“Forget Everything You Believed About Computing” — Peter H. Diamandis Moonshots EP #102
Episode summary
Diamandis interviews Guillaume “Gill” Verdon, founder of the effective accelerationism (e/acc) movement and CEO of Extropic AI. Verdon is a quantum physicist who spent three years at Google working with Sergey Brin on quantum technologies before founding Extropic to build “thermodynamic computers” — a third branch of computing alongside classical digital and quantum. The conversation covers the e/acc philosophy (embracing technological acceleration rather than fearing it), the Kardashev scale for measuring civilizational energy consumption, and Extropic’s technical vision of embedding AI algorithms directly into the physics of electrons to achieve energy efficiency orders of magnitude beyond current GPUs and potentially even the human brain.
Key arguments / segments
- [00:00:00] e/acc origins: Verdon wrote the accelerationist manifesto during a lull while founding Extropic; went viral as a counter-narrative to AI doom/overregulation
- [00:03:00] Moonshot vision: brain-scale AI processor that is more energy efficient than the human brain (14-20W for 100B neurons); current GPU equivalents are tens to hundreds of millions of times less efficient
- [00:10:00] Variance as survival strategy: biological analogy of genetic diversity; argues centralized AI control reduces variance and makes civilization fragile
- [00:28:00] Universe 25 / mouse utopia: warns that eliminating struggle leads to civilizational collapse; humans need to “uplevel” ambitions
- [00:29:00] Kardashev scale: humanity is still below Type 1; 8,000x more solar energy hits Earth than we consume annually
- [00:42:00] Entrepreneurial advice: stay away from typical white-collar software plays; deep tech and the “world of atoms” is where durable moats exist
- [00:47:00] Thermodynamic computing explained: a third branch (neither deterministic digital nor quantum) where probabilistic states of electrons are the compute medium, potentially thousands of times more energy efficient
Notable claims
- GPUs are tens to hundreds of millions of times less energy efficient than the brain for equivalent AI workloads
- Extropic aims to surpass even brain-level efficiency by embedding ML algorithms into the physics of electrons
- Current LLMs will saturate near typical human intelligence until AI systems are embodied and can query the physical environment directly
Bias / sponsor flags
- Fountain Life sponsorship: extended mid-roll by Diamandis (he co-founded it with Tony Robbins) — health diagnostics pitch
- Verdon is promoting his own company (Extropic AI) and the e/acc movement he founded; no independent benchmarks or peer review cited for efficiency claims
- Efficiency claims for thermodynamic computing are aspirational, not demonstrated at scale
Relevance to Ray Data Co
Moderate.
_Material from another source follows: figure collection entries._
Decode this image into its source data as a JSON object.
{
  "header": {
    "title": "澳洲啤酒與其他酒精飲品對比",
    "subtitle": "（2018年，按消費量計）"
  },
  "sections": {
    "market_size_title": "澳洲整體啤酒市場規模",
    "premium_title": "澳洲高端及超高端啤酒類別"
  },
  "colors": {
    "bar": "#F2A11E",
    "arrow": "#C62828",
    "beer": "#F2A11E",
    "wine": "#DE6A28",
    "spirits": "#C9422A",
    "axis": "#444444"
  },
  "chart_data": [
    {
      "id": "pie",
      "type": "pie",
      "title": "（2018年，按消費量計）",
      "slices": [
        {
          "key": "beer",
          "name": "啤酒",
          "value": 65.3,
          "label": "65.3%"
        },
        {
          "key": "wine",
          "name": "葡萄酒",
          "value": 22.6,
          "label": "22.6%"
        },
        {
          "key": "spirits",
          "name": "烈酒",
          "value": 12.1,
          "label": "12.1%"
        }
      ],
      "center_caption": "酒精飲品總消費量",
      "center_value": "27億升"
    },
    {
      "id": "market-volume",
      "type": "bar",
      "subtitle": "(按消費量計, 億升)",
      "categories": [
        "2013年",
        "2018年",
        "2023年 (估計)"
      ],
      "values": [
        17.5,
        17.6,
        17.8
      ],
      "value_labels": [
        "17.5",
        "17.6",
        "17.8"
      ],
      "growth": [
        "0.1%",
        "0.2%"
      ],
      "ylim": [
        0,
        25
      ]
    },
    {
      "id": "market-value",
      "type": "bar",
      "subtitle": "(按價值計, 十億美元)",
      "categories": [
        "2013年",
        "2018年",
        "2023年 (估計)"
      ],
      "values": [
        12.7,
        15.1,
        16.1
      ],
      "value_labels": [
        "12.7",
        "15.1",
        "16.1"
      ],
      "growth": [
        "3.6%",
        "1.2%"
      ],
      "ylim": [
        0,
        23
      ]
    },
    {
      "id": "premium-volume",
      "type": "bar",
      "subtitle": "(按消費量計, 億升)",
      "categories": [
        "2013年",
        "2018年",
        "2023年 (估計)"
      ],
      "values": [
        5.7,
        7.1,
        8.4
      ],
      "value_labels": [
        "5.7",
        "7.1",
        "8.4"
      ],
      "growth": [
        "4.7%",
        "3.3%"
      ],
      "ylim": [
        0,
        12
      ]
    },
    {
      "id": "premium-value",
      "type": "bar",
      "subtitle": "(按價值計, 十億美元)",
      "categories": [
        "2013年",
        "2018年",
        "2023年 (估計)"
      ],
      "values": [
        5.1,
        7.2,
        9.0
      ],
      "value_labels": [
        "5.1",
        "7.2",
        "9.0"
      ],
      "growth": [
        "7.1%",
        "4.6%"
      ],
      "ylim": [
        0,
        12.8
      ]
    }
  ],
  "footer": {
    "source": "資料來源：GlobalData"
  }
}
The deep-tech moat argument (atoms > bits) is a useful lens for evaluating startup defensibility. The e/acc framing — that centralized AI control reduces variance and fragility — aligns with the decentralization thesis. The thermodynamic computing concept is worth tracking as a potential paradigm shift in AI infrastructure costs, but is pre-commercial and speculative.